It's another Steven Levy book about the history of technology. As with other Levy books, I keep spotting things that I know are wrong, so it makes me not trust Levy to tell me things I don't know. But he went out and did plenty of interviews. Maybe that means you can use his books to get an idea of the personalities of the people involved? If you can get insight into what Lee Felsenstein was thinking... maybe that's more important than getting stuck on mentioned-in-passing facts which turn out to be false. So... the book says that a D&D player rolls an eighteen-sided die; So... the book says that Bill Gates wrote the IBM PC Operating System... So... So... So... So take a moment to snap out of the nerd hissy-fit and keep reading.
There are stories of TMRC pranks here. This book brought a lot of these stories out to the popular culture. Well, the popular nerd culture, anyhow. Same with tales from Homebrew. There also stories from Sierra Online which I hadn't heard, but they didn't seem that interesting. If I learned anything from that section, I learned that Sierra Online's head Ken Williams is a jerk. (I hope that part was wrong.)
OK, I got some things out of the book. An early form of "Open Source" software came from the shortage of computers. The folks who worked on computers at MIT's 9th floor computer lab sat at the same computer—they took turns. And there was a drawer next to the place that you sat that held the programs. Folks would leave utility programs in there so that everyone could use them. And at first, this stuff was all in assembly language—it was open-source by default, since there was darned little difference between the "source" and the binary. People in the lab got into the habit of sharing programs, improving those shared programs. It was a good thing then as now.
A bit of history I liked about Brian Harvey about one-upmanship amongst the early MIT computer hackers:
...But Harvey did not like it when other people were fingered as losers, treated like pariahs simply because they were not brilliant... Harvey recognized that, while on the one hand the AI lab, fueled by the Hacker Ethic, was "a great intellectual garden," on the other hand it was flawed by the fact that who you were didn't matter as much as what kind of hacker you were.
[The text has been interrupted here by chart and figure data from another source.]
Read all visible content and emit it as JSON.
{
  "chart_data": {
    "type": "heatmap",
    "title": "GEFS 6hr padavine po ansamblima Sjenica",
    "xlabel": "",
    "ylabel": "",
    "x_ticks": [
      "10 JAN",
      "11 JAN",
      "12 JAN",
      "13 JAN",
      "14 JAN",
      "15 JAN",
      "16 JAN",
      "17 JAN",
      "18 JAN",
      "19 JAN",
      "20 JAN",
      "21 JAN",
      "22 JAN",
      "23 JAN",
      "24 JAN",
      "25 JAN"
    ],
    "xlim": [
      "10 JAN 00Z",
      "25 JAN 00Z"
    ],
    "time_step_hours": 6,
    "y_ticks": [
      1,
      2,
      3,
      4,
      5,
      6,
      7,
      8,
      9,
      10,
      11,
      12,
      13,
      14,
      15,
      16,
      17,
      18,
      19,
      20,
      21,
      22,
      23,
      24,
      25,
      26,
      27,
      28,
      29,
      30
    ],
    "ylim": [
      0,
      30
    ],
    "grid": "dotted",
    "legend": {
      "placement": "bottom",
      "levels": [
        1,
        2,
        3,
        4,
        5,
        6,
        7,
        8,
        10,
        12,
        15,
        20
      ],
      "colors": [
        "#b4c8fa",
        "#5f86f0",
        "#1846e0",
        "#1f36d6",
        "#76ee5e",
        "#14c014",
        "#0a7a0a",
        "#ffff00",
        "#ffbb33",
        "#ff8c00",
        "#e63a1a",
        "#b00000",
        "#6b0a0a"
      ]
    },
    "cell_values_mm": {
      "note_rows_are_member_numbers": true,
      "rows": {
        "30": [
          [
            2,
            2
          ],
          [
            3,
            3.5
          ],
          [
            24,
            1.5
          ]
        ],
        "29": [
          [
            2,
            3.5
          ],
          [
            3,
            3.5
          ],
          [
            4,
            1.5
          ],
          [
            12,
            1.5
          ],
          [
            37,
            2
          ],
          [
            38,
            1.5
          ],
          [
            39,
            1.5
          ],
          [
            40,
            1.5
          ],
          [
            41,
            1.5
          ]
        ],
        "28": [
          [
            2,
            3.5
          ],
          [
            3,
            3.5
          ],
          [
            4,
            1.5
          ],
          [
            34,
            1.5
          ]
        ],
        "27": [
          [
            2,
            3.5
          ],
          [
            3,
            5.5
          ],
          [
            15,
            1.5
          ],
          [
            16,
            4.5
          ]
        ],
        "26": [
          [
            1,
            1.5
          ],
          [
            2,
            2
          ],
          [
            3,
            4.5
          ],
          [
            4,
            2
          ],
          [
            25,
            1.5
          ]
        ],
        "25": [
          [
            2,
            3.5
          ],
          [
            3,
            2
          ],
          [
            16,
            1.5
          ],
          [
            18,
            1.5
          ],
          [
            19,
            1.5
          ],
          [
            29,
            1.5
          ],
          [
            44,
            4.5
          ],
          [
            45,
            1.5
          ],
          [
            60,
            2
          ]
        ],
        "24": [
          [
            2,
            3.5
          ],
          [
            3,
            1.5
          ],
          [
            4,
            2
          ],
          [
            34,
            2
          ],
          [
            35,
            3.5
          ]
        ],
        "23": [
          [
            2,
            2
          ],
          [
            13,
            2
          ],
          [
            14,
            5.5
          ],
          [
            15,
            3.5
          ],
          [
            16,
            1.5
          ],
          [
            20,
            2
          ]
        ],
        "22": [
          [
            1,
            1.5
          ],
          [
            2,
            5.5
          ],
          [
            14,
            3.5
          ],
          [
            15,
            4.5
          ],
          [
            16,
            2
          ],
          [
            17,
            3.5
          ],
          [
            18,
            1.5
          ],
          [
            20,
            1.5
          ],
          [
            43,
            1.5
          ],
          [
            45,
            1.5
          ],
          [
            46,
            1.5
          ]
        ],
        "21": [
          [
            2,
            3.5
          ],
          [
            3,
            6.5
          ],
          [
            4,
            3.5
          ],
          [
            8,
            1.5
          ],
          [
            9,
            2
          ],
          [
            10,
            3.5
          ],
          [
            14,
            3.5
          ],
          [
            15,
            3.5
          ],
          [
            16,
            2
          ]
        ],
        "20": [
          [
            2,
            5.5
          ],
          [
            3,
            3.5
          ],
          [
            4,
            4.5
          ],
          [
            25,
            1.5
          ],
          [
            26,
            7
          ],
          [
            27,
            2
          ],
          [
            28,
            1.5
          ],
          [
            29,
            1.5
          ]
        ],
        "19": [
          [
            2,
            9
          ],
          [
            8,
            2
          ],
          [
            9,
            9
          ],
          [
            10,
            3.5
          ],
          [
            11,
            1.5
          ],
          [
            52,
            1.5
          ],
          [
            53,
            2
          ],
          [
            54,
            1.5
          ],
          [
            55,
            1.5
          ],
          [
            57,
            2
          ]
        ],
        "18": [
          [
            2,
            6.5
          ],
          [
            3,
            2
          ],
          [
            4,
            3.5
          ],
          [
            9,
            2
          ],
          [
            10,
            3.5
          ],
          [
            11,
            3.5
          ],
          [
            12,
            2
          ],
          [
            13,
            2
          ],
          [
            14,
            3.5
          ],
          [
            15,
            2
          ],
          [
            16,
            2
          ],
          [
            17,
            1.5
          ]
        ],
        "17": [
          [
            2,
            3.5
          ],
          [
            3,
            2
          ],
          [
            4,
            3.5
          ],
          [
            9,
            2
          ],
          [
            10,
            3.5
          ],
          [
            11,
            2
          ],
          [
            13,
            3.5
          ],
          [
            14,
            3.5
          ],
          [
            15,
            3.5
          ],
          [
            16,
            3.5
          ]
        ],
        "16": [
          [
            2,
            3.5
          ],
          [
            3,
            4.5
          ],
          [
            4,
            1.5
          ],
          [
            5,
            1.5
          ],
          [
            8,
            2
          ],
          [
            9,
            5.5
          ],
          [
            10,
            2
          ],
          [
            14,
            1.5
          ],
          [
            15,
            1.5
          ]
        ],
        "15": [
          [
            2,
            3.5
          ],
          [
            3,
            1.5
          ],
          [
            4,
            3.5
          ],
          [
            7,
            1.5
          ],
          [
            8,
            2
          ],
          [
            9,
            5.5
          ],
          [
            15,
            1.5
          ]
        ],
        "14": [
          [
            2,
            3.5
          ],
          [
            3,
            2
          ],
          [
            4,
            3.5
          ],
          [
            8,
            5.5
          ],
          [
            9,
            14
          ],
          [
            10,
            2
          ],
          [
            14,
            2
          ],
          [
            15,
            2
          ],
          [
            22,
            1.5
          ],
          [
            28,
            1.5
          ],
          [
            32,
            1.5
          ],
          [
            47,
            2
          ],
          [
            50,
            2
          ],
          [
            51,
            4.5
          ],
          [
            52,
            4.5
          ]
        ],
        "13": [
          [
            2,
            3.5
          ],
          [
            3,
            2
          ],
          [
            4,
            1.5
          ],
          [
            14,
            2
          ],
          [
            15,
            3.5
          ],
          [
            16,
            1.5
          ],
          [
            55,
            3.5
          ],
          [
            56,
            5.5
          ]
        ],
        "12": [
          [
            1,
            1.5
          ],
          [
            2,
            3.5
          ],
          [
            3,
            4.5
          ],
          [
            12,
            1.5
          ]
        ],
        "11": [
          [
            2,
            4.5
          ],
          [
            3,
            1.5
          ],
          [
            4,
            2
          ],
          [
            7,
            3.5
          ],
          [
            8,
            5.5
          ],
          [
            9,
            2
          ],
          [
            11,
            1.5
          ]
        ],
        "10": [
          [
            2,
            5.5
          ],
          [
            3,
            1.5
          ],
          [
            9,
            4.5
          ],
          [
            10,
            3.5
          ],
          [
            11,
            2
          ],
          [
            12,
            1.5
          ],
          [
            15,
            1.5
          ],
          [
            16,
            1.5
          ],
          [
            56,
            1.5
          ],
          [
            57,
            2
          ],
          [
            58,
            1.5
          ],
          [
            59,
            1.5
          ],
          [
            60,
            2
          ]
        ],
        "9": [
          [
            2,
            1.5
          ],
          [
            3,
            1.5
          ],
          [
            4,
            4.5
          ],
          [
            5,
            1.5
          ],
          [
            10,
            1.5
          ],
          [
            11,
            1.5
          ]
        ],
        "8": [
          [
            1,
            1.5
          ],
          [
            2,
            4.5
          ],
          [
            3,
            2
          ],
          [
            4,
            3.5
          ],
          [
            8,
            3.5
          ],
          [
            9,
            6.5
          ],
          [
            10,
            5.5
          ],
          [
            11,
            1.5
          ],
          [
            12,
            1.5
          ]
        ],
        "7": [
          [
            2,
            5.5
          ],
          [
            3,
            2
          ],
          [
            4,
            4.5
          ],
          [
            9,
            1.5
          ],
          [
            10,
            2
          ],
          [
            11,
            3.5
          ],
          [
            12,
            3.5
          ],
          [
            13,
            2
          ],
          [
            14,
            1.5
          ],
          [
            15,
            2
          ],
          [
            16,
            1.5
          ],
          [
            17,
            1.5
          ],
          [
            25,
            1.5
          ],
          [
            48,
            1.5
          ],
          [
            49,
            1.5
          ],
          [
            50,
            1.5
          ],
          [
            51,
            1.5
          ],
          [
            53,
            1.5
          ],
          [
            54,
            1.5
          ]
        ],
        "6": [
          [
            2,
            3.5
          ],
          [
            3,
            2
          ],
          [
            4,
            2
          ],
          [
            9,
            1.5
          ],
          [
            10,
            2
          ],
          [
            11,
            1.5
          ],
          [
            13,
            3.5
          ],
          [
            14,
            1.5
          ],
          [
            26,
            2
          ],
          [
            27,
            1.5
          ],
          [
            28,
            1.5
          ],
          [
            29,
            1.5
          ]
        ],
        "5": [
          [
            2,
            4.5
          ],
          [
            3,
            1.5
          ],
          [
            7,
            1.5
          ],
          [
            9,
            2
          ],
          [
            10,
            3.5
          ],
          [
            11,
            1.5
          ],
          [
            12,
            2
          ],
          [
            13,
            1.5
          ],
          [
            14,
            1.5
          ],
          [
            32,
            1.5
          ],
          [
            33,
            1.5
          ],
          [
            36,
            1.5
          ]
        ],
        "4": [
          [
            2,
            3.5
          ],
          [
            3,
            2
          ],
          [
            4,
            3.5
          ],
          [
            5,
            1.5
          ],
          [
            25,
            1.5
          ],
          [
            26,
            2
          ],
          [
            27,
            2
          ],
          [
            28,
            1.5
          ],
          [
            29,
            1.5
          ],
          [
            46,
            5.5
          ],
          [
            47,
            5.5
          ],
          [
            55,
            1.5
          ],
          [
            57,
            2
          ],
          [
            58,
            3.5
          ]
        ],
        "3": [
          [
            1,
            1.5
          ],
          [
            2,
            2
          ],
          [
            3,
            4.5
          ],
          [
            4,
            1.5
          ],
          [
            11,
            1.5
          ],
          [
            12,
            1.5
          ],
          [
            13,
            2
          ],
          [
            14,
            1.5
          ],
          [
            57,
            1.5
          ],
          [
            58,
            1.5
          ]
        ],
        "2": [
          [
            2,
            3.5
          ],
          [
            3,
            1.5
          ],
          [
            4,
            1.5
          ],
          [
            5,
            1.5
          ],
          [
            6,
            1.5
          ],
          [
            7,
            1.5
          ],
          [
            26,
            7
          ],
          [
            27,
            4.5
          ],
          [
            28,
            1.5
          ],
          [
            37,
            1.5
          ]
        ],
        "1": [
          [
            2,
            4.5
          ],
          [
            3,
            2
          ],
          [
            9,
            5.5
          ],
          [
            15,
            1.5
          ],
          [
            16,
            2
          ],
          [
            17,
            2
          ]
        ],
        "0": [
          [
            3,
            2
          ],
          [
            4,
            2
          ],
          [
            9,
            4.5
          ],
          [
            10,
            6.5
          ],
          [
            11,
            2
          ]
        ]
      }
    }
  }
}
In the first few days when I went to college, I thought I'd double-major in Classics and Computer Science. I attended my first Classics class, and the professor seemed like a snooty jerk. I attended my first Computer Science class, and the teacher was obviously nice, very welcoming and inclusive. I dropped the Classics, stuck with Computer Science. That Computer Science teacher was Brian Harvey. So I guess he was right.
Anyhow, many thanks to Steven Levy for talking to these people, for opening up their lives to the world. I'll try not to get hung up on the details.